Zum Beispiel bei der Cheops-Pyramide: Heine zollt als Architekt den Erbauern seine allergrößte Bewunderung und weist auf die vielen beeindruckenden und teilweise absolut rätselhaften Details hin, ehe er seine Überzeugung kundtut, dass dieser Monumentalbau als architektonischer Höhepunkt des Altertums am Nil nicht vom namensgebenden ägyptischen Pharao in Auftrag gegeben worden sein kann, sondern schon vorhanden gewesen und von ihm okkupiert worden sein muss. Und dass sie auch ganz anders gebaut worden sein muss, als wir es in der Schule gelernt haben.
Heine traut dem antiken Historiker Herodot hier mehr als der modernen Geschichtsforschung. Die Geschichte Ägyptens, so der Autor, müsse viel älter sein als die landläufig angenommenen 6500 Jahre. Und: Die Pyramide habe mit der späteren ägyptischen Kultur nichts gemeinsam und sei ein reiner Zweckbau "wie ein Atomreaktor oder ein Spiegelteleskop". Sie sei "nicht auf visuelle Wirkung ausgelegt, sondern auf präzises Funktionieren". Und wenn er dann auch noch rätselhafte kosmische Strahlung und magnetische Schwingungen im Inneren der Pyramide anspricht und Parallelen zu heutigen Laserstrahlen zieht, wird es überhaupt für die einen endgültig abstrus - und für die anderen so richtig spannend.
Eine wirklich plausible Erklärung für dieses schier unglaubliche Bauwerk hat auch Heine nicht (ebenso wenig für einen 42 Meter langen Obelisken aus einem einzigen Granitblock), aber er warnt jedenfalls davor, sich von allzu blumigen oder auch plumpen Theorien blenden zu lassen. Vielmehr ist er überzeugt, dass dahinter ein umso größeres verlorenes Wissen stecken muss. Er geht übrigens auch von einem gemeinsamen Ursprung der altägyptischen und der altamerikanischen Kultur aus, also einer untergegangenen Kultur, die den beiden vorausgegangen sein und sie beeinflusst haben muss - mehrere Jahrtausende vor unserer Zeitrechnung.
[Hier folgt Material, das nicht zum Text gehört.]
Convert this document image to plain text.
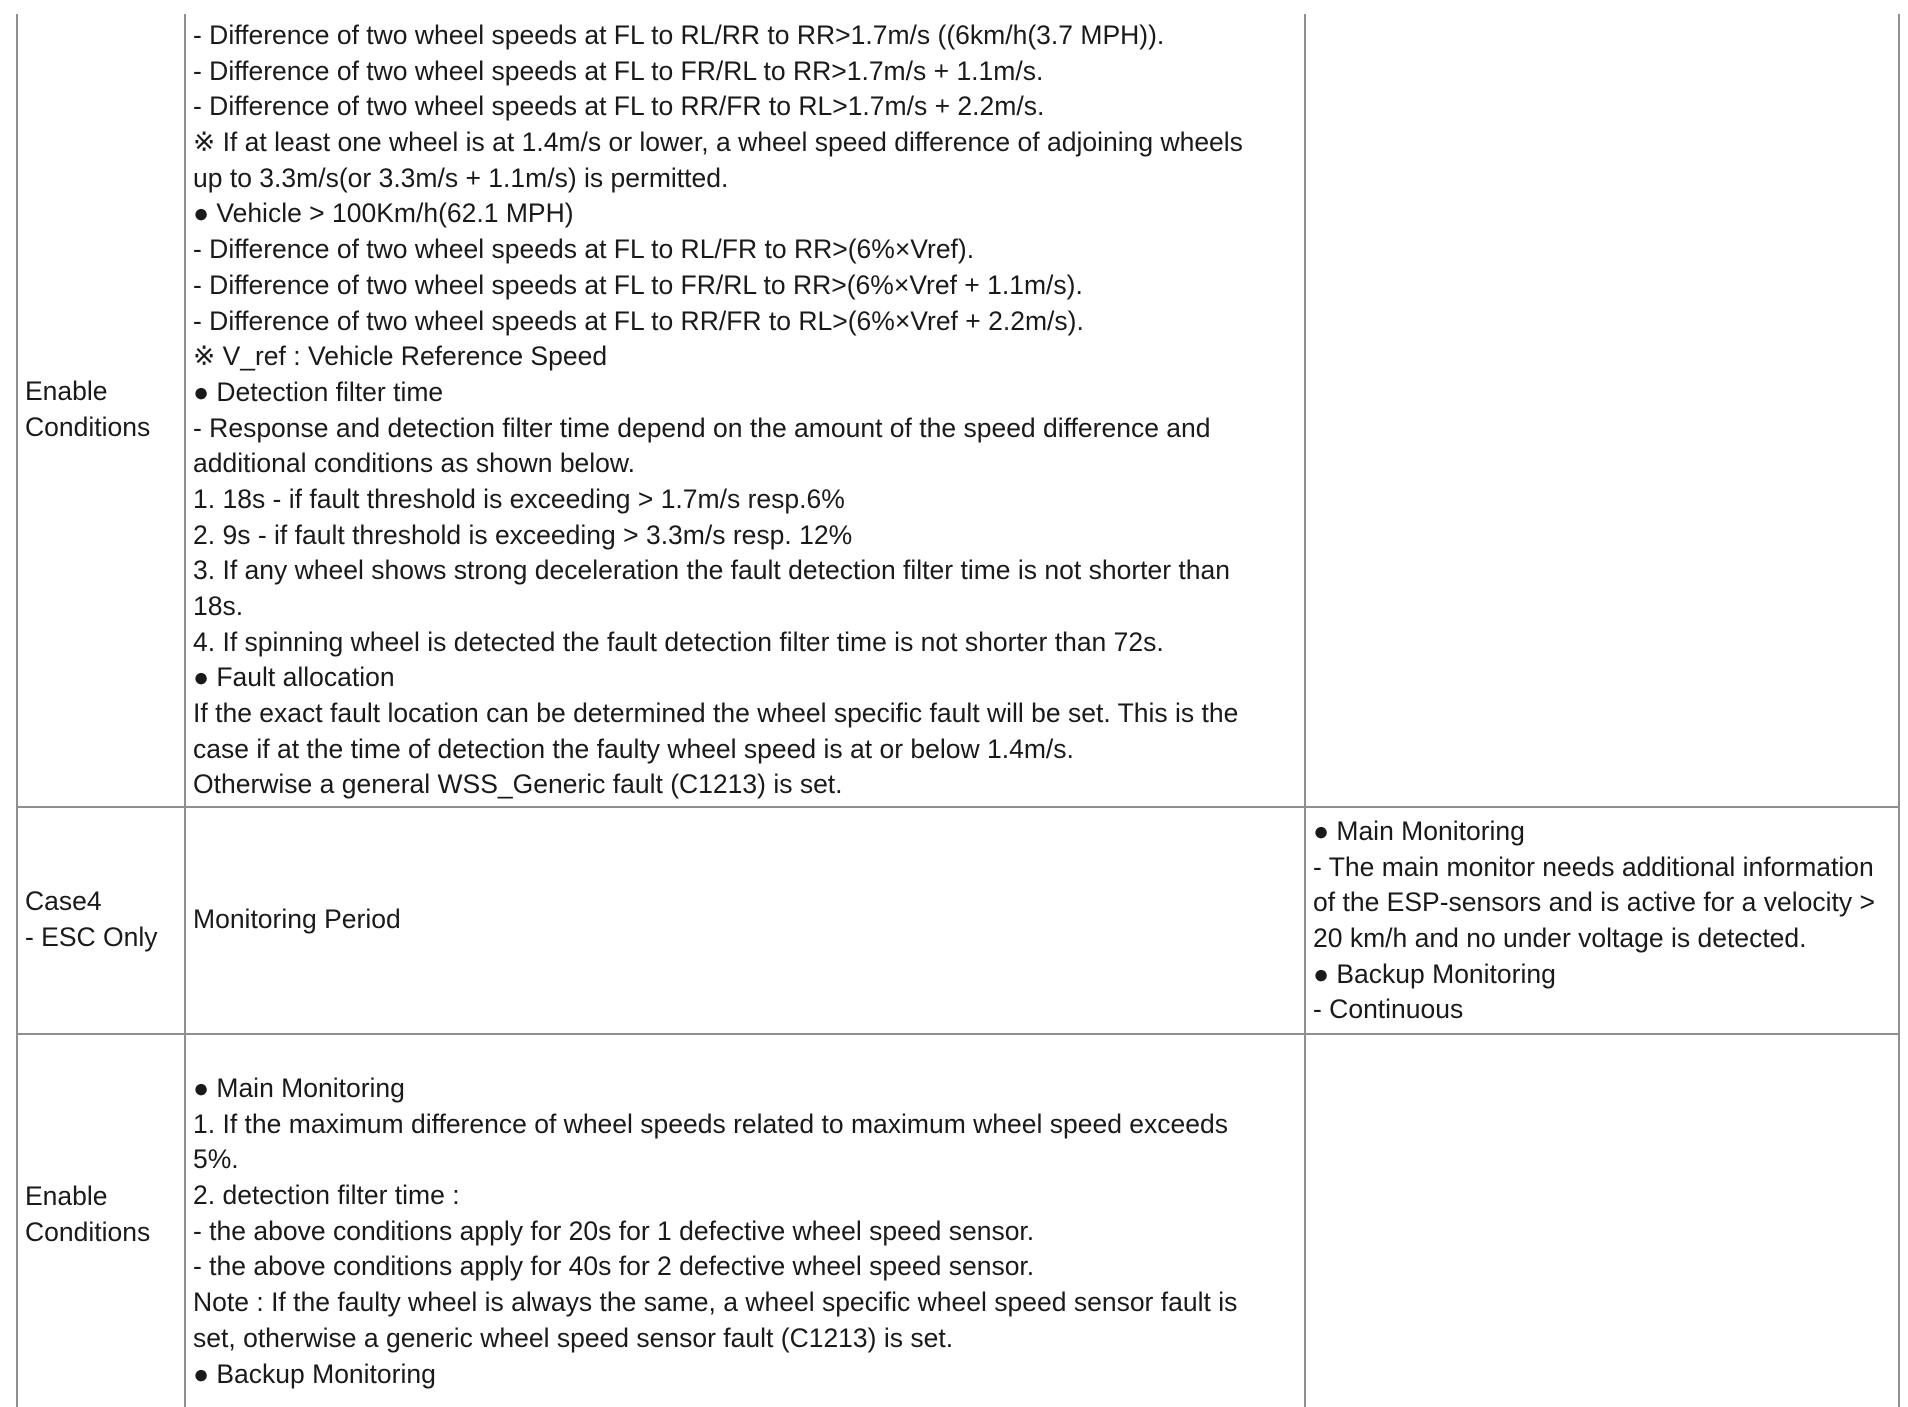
Enable
Conditions
- Difference of two wheel speeds at FL to RL/RR to RR>1.7m/s ((6km/h(3.7 MPH)).
- Difference of two wheel speeds at FL to FR/RL to RR>1.7m/s + 1.1m/s.
- Difference of two wheel speeds at FL to RR/FR to RL>1.7m/s + 2.2m/s.
※ If at least one wheel is at 1.4m/s or lower, a wheel speed difference of adjoining wheels
up to 3.3m/s(or 3.3m/s + 1.1m/s) is permitted.
● Vehicle > 100Km/h(62.1 MPH)
- Difference of two wheel speeds at FL to RL/FR to RR>(6%×Vref).
- Difference of two wheel speeds at FL to FR/RL to RR>(6%×Vref + 1.1m/s).
- Difference of two wheel speeds at FL to RR/FR to RL>(6%×Vref + 2.2m/s).
※ V_ref : Vehicle Reference Speed
● Detection filter time
- Response and detection filter time depend on the amount of the speed difference and
additional conditions as shown below.
1. 18s - if fault threshold is exceeding > 1.7m/s resp.6%
2. 9s - if fault threshold is exceeding > 3.3m/s resp. 12%
3. If any wheel shows strong deceleration the fault detection filter time is not shorter than
18s.
4. If spinning wheel is detected the fault detection filter time is not shorter than 72s.
● Fault allocation
If the exact fault location can be determined the wheel specific fault will be set. This is the
case if at the time of detection the faulty wheel speed is at or below 1.4m/s.
Otherwise a general WSS_Generic fault (C1213) is set.
Case4
- ESC Only
Monitoring Period
● Main Monitoring
- The main monitor needs additional information
of the ESP-sensors and is active for a velocity >
20 km/h and no under voltage is detected.
● Backup Monitoring
- Continuous
Enable
Conditions
● Main Monitoring
1. If the maximum difference of wheel speeds related to maximum wheel speed exceeds
5%.
2. detection filter time :
- the above conditions apply for 20s for 1 defective wheel speed sensor.
- the above conditions apply for 40s for 2 defective wheel speed sensor.
Note : If the faulty wheel is always the same, a wheel specific wheel speed sensor fault is
set, otherwise a generic wheel speed sensor fault (C1213) is set.
● Backup Monitoring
Allein dieses zweite Kapitel ist es schon wert, zu Heines Buch zu greifen. Professionelle Historiker mögen vielleicht an mancher Stelle einwerfen, dass der Architekt allzu subjektiv zu Werke geht, aber genau das macht seine Ausführungen so lesenswert. Heine formuliert pointiert und kompromisslos. Auch, wenn er mit der aus seiner Sicht kaum zu übertreffenden Geschmacklosigkeit der antiken römischen (Un-)Kultur abrechnet: "Rom kann für sich in Anspruch nehmen, den Kitsch erfunden zu haben."
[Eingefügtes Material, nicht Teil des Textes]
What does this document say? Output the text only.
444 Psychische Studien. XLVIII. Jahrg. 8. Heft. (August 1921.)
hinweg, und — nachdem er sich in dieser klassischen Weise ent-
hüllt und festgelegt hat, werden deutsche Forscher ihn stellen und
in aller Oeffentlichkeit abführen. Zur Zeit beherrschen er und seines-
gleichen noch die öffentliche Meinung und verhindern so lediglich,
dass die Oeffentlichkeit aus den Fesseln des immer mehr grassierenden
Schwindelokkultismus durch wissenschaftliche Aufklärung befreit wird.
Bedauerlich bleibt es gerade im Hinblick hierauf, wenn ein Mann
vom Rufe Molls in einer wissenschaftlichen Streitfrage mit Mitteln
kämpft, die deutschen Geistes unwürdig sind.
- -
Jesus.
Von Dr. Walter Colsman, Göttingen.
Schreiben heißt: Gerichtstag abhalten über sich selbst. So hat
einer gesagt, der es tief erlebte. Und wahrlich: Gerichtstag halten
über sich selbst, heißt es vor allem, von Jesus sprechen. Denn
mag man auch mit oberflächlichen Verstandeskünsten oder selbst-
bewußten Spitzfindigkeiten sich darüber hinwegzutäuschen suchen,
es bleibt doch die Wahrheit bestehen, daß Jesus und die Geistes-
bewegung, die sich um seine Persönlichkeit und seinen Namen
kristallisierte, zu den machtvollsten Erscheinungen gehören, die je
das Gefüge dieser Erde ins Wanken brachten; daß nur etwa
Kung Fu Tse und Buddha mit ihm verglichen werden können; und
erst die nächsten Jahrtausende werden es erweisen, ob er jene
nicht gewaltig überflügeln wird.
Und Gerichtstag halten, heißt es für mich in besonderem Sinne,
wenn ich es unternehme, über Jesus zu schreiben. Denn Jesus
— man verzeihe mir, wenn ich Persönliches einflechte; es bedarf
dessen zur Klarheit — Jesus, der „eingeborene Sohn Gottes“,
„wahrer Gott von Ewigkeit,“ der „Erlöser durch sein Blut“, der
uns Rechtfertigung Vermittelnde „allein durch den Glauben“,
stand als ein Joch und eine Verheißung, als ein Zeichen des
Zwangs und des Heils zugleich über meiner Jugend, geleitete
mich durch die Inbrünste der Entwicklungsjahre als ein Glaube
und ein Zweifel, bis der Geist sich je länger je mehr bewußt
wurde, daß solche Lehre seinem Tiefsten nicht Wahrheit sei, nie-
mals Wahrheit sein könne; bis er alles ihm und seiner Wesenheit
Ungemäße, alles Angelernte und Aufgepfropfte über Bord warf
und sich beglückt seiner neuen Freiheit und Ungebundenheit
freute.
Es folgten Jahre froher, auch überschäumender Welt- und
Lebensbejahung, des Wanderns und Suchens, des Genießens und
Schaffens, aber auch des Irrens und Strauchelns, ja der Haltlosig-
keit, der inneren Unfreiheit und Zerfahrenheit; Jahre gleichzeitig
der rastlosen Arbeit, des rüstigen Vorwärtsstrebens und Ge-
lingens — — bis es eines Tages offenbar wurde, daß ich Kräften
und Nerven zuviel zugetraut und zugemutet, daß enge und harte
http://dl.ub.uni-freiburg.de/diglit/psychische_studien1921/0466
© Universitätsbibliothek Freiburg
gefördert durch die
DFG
Etwas besser weg kommen die alten Griechen, die ihre Tempel nach den Gesetzen der Mathematik errichteten - und nach jenen der Musik. Gleichzeitig bemängelt Heine, dass die griechische Demokratie der breiten Basis vorenthalten blieb und die altgriechische Ethik nicht unbedingt die höchste war. So weit, so bekannt. Manch Neues erfährt man hingegen vielleicht zur ausgeklügelten Architektur Chinas, über die der Architekt (an der Grenze zur Esoterik?) schreibt: "Menschen, die vor mehreren Jahrtausenden von elektrischen Spannungsfeldern wussten, die wir heute erst mit höchst sensiblen Messgeräten nachweisen können, und die dieses Wissen zu einer alles beherrschenden Lebensharmonie entwickelten, haben diese Erkenntnisse in einem Bauwerk festgehalten wie in einem Buch, das offen vor uns liegt." Auch wenn in der chinesischen Baukultur alles nach außen orientiert ist.
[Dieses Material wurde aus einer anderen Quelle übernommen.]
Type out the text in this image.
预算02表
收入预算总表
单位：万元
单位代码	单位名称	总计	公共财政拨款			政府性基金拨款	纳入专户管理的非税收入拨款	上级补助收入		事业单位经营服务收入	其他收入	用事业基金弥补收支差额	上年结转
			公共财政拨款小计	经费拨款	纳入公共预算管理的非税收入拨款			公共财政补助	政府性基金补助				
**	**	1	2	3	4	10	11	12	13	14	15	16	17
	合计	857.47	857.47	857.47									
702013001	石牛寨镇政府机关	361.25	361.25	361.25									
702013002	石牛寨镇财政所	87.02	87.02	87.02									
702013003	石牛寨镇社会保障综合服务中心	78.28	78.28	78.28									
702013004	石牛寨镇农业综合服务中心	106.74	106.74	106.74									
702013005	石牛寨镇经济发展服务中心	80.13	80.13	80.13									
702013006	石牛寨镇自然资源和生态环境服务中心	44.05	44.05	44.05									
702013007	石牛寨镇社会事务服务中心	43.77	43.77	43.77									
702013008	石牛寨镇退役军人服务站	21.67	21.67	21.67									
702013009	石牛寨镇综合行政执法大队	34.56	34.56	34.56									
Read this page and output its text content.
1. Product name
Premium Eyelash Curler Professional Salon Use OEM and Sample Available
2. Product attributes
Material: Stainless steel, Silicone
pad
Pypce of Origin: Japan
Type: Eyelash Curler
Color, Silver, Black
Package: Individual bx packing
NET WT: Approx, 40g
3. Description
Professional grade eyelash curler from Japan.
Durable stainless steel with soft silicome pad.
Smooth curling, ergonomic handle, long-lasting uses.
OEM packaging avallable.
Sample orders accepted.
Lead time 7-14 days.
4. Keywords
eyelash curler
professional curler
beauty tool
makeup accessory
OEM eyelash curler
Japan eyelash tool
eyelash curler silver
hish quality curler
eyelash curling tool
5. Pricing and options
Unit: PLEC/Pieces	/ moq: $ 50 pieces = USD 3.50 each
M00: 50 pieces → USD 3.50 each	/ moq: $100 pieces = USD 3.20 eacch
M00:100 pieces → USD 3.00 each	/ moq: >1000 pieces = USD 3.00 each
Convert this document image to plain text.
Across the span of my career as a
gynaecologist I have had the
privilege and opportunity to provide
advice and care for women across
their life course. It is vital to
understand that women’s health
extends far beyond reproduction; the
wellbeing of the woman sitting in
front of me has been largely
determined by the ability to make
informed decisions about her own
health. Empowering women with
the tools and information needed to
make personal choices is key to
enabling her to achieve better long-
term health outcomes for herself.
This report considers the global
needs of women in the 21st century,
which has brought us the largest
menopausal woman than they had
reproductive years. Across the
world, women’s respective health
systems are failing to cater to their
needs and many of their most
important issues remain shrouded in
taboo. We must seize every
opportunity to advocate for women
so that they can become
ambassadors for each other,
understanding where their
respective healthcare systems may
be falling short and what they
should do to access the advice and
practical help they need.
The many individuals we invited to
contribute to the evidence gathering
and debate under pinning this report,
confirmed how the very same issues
Ob alle Erläuterungen Heines in der Fachwelt genau so unterschrieben würden, darf wohl hinterfragt werden. Flüssig und unterhaltsam zu lesen sind sie jedenfalls. Und wie Heine selbst betont: Die absolute Wahrheit über vergangene Epochen hat ohnehin niemand für sich gepachtet.
Information#
SachbuchNew York liegt im Neandertal - Die abenteuerliche Geschichte des Menschen von der Höhle bis zum virtuellen Raum. E. W. Heine, Terra Mater 2018, 240 Seiten, 20 Euro.